N3C - National COVID Cohort Collaborative

General description

  1. Database primary purpose - Provide a large, centralized data resource to allow research teams to study COVID-19 and identify potential treatments as the pandemic evolves.
  2. Overall data type - Health outcomes
  3. Dataset type - Longitudinal
  4. Data source - Electronic Health Records (EHR)
  5. Data level - Patient level
  6. Geographic location of the data collection sites - United States (more than 83 institutions around the country)
  7. Sponsor, manager, or home institution - National Center for Advancing Translational Sciences (NCATS), National Institutes of Health (NIH)
  8. Date range - Jan 1, 2018 to most recent data partner extraction date
  9. Geolocation data - Zip codes for patients available under the limited dataset
  10. Dates - Available under the limited dataset
  11. Hospital identifiers - Synthetic data partner ID
  12. Physician identifiers - Synthetic provider ID
  13. Longitudinal tracking - Track patients within and across participating hospitals on the inpatient, outpatient, ED, and office levels. Track providers across 45 hospitals that currently provide the provider ID and hospitals using the occurrences (e.g., visit, procedure) and the above-mentioned IDs
  14. Clinical areas of interest - all
  15. Number of records - N3C contains information on approximately 22.3 million anonymized persons as of Sep 8th, 2022. The Enclave has 32.3 billion total rows containing more than 8.5 million COVID+ cases, 3.2 billion clinical observations, 15.6 billion lab results, 5.1 billion medication records, 1.2 billion procedures, and 1.7 billion visits (April 4th, 2024)
  16. Variables that are uniquely present in this dataset - COVID variables, inpatient medications, drugs in general, labs, zip codes and dates for patients in the limited dataset, and connection among inpatient, outpatient, ED, and office data
  17. Database caveats and limitations - (1) Hospitals cannot be identified, as defined by the Data Use Agreement (DUA); (2) it is restricted to patients who have undergone a COVID test; (3) all instances of a condition or procedure might be mapped to different OMOP-CDM concepts; and (4) lab results values are not necessarily consistent across hospitals.
  18. Other - There are three levels of data available for analysis, each one with specific eligible user and access requirements: limited (patient data retain PHI such as dates and zip codes), de-identified (PHI are changed to protect patients' privacy), and synthetic (data derived from the limited dataset that statistically resemble patient information but are not real patient data) datasets.

Applicable methods

  1. Association, such as logistic regression models (1, 2)
  2. Machine learning (3, 2, 4)
  3. Propensity score (5, 6)
  4. Sensitivity analysis (7, 8)

High-impact designs

  • Evaluate COVID-19 severity and risk factors (3, 9)
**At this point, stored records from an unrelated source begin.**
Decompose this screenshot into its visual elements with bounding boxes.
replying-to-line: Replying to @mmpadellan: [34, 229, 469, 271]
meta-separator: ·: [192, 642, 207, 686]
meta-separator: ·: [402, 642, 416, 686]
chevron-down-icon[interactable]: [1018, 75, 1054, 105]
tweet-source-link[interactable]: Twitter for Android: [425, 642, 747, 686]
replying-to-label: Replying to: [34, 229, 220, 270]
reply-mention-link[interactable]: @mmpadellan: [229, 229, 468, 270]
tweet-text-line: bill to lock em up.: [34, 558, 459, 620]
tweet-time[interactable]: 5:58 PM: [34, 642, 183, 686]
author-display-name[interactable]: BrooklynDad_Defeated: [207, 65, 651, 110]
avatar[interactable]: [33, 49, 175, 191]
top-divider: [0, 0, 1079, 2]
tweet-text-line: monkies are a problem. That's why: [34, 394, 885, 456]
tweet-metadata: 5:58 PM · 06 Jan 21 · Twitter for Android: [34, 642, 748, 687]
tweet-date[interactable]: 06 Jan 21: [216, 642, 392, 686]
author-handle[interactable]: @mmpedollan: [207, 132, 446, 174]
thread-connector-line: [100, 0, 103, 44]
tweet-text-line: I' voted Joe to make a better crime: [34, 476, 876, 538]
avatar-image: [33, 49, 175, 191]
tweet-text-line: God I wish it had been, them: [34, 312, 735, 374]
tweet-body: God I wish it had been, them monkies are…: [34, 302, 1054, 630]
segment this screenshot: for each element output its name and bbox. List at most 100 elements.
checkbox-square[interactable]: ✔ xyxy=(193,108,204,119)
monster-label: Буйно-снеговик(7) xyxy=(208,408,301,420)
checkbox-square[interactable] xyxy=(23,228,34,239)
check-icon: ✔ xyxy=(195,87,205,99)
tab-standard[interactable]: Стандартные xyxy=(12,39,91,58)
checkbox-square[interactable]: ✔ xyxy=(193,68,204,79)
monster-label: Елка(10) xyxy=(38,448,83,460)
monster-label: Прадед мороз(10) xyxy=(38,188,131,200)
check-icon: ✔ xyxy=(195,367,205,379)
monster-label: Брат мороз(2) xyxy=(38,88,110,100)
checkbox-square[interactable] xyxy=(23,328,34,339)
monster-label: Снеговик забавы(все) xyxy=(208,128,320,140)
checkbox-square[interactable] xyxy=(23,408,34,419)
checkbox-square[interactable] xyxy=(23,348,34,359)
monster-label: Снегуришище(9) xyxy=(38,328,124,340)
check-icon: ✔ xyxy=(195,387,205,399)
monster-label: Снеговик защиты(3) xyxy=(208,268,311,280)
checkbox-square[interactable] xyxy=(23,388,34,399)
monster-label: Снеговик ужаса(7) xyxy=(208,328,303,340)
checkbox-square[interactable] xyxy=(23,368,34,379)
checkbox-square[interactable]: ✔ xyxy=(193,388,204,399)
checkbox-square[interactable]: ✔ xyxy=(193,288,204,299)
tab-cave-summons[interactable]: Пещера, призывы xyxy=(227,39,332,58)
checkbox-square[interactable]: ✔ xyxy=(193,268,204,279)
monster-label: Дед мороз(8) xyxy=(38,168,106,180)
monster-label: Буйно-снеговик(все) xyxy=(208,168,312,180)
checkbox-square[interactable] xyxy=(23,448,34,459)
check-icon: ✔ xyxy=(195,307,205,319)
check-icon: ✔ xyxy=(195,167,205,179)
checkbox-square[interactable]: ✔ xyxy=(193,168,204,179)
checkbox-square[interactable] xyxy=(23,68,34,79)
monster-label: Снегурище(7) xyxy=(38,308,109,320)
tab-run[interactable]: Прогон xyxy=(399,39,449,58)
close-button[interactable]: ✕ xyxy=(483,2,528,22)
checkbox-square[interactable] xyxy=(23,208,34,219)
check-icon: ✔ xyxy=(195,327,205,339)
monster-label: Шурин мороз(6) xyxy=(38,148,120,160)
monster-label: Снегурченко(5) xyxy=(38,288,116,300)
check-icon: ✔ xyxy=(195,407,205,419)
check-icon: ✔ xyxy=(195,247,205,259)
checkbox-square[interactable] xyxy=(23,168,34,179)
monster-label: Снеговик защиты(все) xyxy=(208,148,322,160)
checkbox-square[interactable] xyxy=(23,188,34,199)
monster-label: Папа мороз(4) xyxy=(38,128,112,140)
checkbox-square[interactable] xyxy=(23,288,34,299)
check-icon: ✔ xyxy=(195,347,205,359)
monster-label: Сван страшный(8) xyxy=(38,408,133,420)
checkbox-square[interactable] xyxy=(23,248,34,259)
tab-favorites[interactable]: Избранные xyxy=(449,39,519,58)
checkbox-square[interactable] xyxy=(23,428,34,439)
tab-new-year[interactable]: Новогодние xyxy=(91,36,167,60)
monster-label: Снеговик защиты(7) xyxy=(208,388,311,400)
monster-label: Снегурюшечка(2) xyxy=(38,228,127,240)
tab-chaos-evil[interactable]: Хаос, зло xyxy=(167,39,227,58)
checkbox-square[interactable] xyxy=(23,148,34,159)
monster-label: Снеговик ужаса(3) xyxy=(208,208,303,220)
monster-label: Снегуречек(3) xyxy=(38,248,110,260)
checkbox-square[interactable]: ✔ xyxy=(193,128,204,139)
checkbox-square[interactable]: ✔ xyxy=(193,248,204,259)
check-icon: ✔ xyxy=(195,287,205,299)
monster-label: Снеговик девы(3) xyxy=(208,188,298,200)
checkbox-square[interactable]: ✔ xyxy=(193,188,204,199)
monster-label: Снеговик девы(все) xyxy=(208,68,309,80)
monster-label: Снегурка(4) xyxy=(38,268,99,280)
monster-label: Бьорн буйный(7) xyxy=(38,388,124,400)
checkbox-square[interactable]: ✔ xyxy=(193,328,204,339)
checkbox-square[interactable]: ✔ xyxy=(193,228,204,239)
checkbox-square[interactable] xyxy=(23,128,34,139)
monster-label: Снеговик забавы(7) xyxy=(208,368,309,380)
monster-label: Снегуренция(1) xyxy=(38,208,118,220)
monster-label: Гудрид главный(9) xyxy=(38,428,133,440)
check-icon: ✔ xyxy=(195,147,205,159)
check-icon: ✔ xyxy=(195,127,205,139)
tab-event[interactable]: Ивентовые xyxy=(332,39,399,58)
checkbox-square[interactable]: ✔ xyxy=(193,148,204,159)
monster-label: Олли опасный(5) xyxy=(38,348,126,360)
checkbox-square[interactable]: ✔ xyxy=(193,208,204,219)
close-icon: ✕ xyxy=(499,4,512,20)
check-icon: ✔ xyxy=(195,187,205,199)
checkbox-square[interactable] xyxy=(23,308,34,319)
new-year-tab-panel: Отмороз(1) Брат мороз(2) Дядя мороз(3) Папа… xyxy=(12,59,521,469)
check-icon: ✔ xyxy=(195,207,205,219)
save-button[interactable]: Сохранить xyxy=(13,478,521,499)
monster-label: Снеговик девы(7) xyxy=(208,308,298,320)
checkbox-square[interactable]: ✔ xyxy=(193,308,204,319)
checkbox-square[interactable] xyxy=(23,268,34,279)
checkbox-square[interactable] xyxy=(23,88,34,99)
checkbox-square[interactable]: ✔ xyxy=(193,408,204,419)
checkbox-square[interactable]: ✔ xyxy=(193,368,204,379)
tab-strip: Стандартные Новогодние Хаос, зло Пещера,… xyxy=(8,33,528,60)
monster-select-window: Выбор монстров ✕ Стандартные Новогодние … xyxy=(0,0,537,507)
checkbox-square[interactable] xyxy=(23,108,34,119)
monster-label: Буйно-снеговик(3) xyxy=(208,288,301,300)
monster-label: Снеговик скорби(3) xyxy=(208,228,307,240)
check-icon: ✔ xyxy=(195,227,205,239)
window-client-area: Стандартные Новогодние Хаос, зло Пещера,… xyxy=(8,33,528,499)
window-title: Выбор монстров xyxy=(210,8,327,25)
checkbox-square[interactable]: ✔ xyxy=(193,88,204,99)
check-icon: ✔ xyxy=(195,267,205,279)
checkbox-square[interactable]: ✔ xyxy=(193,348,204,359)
  • Examine the characteristics associated with COVID among children (10)

  • Characterize the use of different drugs (11, 12)

  • Evaluate the association between post-recovery COVID-19 and incident heart failure (13)

Data dictionary

To access the N3C data dictionary, click here

Variable categories

  1. Patient demographics (e.g., year of birth, sex, race, ethnicity, location)
  2. Biological samples (e.g., specimen type, date of obtention)
  3. Death (e.g., date, type, cause)
  4. Visit [e.g., occurrence, concept (i.e., inpatient, outpatient, ED, long-term care), start and end dates/time, type]
  5. Procedure (e.g., concept, type, quantity, date, both for diagnostic and/or therapeutic purposes)
  6. Drug exposure (e.g., concept, type, exposure dates, quantity, dose, reason it was stopped)
  7. Device exposure (e.g., concept, exposure dates, quantity)
  8. Condition occurrence (e.g., concept, type, occurrence dates)
  9. Measurements (e.g., laboratory results, vital signs, quantitative findings from pathology reports)
  10. Observation (i.e., capture of data not represented by other domains, including unstructured measurements, medical history, and family history)
  11. COVID-19 test

Linkage to other datasets

  • Linkages can be established for any dataset that might have Zipcode information.